Here, there, everywhere, lights shone from thousands of windows. How different were the scenes behind those windows! There were windows of homes, of offices, of hospitals and jails. Each hid a story of life.

So absorbed was the little French girl in all these things as she sat there in the shadow of a chimney, she did not note that a trap door a hundred feet away had lifted silently, allowed a dark figure to pass, then as silently closed. Had she noted this she must surely have thought the person some robber escaping with his booty. She would, beyond doubt, have fled to her own trap door and vanished.

Since she did not see the intruder upon her reveries, she continued to drink in the crisp fresh air of night and to sit musing over the strangeness of life.

Some moments later she was startled by one long-drawn musical note, it seemed to have come from a violin, and that not far away. Before she could cry out or flee, there came to her startled ears, played exquisitely on a violin, the melodious notes of O Sole Mio.

To her vexation and terror, at that moment the moon passed behind a cloud and all the roof was dark. Still the music did not cease.
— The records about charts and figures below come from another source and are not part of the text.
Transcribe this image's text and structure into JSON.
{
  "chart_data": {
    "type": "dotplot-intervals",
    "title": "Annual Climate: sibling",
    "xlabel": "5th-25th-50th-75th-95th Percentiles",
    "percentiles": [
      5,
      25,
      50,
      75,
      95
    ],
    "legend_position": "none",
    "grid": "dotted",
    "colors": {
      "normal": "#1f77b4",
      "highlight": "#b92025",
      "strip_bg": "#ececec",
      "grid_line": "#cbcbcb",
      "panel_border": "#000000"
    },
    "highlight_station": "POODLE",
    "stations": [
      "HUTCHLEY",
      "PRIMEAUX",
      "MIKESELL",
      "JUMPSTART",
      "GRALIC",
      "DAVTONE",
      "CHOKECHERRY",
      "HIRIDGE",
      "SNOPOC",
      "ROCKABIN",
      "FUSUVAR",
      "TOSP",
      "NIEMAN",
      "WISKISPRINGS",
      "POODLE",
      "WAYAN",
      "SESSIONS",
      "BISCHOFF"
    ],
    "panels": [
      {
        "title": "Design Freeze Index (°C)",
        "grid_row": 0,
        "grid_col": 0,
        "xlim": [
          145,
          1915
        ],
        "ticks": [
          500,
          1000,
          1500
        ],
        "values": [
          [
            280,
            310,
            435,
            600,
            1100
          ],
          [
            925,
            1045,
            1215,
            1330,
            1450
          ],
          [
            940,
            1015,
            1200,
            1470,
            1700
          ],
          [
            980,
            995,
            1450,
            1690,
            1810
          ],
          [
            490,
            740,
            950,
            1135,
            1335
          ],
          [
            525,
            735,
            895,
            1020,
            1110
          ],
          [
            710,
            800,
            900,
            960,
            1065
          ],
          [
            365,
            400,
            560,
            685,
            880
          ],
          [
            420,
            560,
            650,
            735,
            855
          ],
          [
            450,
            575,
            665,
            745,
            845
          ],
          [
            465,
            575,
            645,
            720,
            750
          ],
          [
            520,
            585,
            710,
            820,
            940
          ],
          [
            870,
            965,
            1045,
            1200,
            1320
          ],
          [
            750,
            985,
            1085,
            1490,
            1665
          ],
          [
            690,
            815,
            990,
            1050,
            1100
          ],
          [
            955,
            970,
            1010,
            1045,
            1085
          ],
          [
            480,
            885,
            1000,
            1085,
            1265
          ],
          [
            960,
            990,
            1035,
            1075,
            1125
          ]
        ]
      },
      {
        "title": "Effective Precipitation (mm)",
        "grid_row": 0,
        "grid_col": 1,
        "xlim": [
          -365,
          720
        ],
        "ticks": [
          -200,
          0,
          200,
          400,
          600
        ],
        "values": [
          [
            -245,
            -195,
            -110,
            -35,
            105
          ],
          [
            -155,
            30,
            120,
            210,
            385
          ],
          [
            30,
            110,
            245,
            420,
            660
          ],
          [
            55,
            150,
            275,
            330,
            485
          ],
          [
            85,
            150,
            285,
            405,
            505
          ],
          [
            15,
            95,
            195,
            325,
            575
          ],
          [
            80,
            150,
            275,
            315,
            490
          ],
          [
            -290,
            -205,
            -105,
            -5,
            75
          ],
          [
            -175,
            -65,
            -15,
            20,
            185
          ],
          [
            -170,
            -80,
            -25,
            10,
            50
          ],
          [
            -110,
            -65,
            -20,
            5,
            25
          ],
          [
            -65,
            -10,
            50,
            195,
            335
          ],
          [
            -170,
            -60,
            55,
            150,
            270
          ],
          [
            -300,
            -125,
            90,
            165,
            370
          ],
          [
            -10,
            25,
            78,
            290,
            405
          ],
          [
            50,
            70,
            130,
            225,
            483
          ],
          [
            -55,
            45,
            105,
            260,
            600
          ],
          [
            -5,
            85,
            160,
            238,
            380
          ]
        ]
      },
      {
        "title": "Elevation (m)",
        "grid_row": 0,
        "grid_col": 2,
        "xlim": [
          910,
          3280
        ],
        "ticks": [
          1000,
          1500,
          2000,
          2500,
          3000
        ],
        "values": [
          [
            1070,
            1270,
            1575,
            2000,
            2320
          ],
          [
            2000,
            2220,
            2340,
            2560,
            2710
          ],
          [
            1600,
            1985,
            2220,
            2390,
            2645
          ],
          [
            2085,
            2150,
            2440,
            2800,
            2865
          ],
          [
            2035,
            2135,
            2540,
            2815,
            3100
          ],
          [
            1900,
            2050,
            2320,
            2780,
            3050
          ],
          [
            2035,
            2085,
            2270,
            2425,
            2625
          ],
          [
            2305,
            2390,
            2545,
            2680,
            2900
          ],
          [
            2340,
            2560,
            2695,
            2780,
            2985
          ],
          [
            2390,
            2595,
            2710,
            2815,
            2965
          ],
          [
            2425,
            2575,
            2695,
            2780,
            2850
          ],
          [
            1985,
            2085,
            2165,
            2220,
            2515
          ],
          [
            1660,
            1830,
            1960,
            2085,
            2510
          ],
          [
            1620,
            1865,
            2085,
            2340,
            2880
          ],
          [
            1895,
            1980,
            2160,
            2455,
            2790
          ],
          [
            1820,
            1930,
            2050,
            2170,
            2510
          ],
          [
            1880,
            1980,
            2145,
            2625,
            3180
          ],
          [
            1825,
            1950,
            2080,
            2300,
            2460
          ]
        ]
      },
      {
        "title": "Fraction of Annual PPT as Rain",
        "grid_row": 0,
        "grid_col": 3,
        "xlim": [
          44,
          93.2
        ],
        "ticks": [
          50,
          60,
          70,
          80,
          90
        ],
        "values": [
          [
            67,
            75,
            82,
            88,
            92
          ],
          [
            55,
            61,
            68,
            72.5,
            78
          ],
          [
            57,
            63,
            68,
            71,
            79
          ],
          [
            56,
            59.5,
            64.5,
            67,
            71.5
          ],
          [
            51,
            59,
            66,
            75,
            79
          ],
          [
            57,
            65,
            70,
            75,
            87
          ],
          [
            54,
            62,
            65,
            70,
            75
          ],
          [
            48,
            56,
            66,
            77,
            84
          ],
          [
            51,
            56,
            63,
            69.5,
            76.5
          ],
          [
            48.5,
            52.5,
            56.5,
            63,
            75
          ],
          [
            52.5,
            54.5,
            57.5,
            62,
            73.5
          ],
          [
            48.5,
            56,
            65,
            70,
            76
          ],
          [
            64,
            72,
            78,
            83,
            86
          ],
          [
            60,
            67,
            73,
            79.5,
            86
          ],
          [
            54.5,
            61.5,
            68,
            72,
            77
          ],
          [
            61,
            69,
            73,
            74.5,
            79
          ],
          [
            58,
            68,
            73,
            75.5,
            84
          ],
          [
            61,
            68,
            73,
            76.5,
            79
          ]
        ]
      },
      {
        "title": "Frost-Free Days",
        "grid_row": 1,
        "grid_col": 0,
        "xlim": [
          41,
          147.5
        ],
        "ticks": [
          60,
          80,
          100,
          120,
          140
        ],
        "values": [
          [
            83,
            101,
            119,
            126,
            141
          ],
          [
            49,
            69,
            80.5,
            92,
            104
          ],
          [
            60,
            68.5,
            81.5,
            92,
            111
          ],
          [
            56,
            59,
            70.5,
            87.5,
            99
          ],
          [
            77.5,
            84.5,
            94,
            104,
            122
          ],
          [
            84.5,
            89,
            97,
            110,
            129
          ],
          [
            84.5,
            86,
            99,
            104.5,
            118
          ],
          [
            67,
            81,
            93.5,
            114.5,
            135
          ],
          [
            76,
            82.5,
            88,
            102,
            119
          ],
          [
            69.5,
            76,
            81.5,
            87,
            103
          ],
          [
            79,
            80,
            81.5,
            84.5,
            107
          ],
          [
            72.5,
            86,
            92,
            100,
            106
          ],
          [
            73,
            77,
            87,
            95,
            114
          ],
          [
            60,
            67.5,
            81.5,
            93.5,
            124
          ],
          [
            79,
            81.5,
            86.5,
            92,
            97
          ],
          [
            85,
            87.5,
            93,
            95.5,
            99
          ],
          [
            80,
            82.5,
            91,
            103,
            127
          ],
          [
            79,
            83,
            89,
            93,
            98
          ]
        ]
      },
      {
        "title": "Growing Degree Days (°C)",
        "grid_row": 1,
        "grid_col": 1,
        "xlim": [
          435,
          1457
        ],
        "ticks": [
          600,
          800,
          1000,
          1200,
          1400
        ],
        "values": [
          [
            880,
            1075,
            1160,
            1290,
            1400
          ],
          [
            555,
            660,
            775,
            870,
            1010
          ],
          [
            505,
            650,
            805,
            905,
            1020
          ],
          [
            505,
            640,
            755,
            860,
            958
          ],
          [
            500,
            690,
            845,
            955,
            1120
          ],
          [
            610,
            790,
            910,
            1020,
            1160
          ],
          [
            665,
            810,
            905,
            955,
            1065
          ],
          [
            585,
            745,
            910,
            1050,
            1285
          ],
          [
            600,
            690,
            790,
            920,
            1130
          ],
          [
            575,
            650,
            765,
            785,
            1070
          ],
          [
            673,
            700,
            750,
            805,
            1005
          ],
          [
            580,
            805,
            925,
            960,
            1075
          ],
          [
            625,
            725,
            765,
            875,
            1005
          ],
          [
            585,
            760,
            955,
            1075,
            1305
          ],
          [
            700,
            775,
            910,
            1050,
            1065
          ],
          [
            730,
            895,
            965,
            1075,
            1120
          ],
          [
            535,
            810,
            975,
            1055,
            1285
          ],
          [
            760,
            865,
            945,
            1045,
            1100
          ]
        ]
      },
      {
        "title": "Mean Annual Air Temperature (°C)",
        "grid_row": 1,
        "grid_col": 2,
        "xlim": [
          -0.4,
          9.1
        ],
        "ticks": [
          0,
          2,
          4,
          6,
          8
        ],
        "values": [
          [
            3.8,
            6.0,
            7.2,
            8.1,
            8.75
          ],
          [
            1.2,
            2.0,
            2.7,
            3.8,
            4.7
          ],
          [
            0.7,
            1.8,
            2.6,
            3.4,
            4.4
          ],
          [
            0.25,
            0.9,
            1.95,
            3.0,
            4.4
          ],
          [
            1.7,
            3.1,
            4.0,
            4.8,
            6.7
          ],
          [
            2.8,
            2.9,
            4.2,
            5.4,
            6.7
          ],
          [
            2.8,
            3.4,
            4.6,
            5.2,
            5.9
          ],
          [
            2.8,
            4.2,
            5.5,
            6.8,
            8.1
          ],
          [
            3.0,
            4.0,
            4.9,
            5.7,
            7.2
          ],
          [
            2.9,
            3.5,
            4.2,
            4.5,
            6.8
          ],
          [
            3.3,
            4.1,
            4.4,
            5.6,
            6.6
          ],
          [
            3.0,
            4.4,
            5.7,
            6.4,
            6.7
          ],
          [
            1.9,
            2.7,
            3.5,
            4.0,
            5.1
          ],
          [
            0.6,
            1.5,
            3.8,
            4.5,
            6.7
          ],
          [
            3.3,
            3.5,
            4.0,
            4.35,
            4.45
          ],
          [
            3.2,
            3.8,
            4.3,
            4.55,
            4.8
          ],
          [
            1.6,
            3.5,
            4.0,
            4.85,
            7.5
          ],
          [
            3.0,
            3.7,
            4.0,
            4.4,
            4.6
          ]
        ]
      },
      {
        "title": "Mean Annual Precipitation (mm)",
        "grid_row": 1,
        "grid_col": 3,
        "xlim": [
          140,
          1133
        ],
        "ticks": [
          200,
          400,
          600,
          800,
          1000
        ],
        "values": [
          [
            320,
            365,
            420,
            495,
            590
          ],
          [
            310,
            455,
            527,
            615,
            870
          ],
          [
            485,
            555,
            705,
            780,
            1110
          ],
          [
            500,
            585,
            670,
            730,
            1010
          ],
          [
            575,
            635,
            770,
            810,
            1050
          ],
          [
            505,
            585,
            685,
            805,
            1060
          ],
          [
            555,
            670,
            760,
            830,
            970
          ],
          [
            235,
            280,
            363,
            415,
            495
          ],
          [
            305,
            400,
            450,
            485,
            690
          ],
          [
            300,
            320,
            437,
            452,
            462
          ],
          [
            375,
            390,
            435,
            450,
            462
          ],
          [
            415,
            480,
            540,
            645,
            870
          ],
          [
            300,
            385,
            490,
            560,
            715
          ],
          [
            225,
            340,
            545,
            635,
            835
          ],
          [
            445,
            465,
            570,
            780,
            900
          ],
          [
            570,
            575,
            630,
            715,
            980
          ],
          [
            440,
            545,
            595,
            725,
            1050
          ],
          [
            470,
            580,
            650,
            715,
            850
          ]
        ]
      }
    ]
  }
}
Awed by the strangeness of it all, captivated by that marvelous music played in a place so strange, Jeanne sat as one entranced until the last note had died away.

“There, my pretty ones!” said a voice with startling distinctness, “how do you like that? Not so bad, eh?”

There was something of a reply. It was, however, too indistinct to be understood.

“Could anything be stranger?” Jeanne asked herself. She knew that the voice was that of a young man, or perhaps a boy. She felt that perhaps she should proceed to vanish.

“But how can I?” she whispered, “and leave all this mystery unsolved?”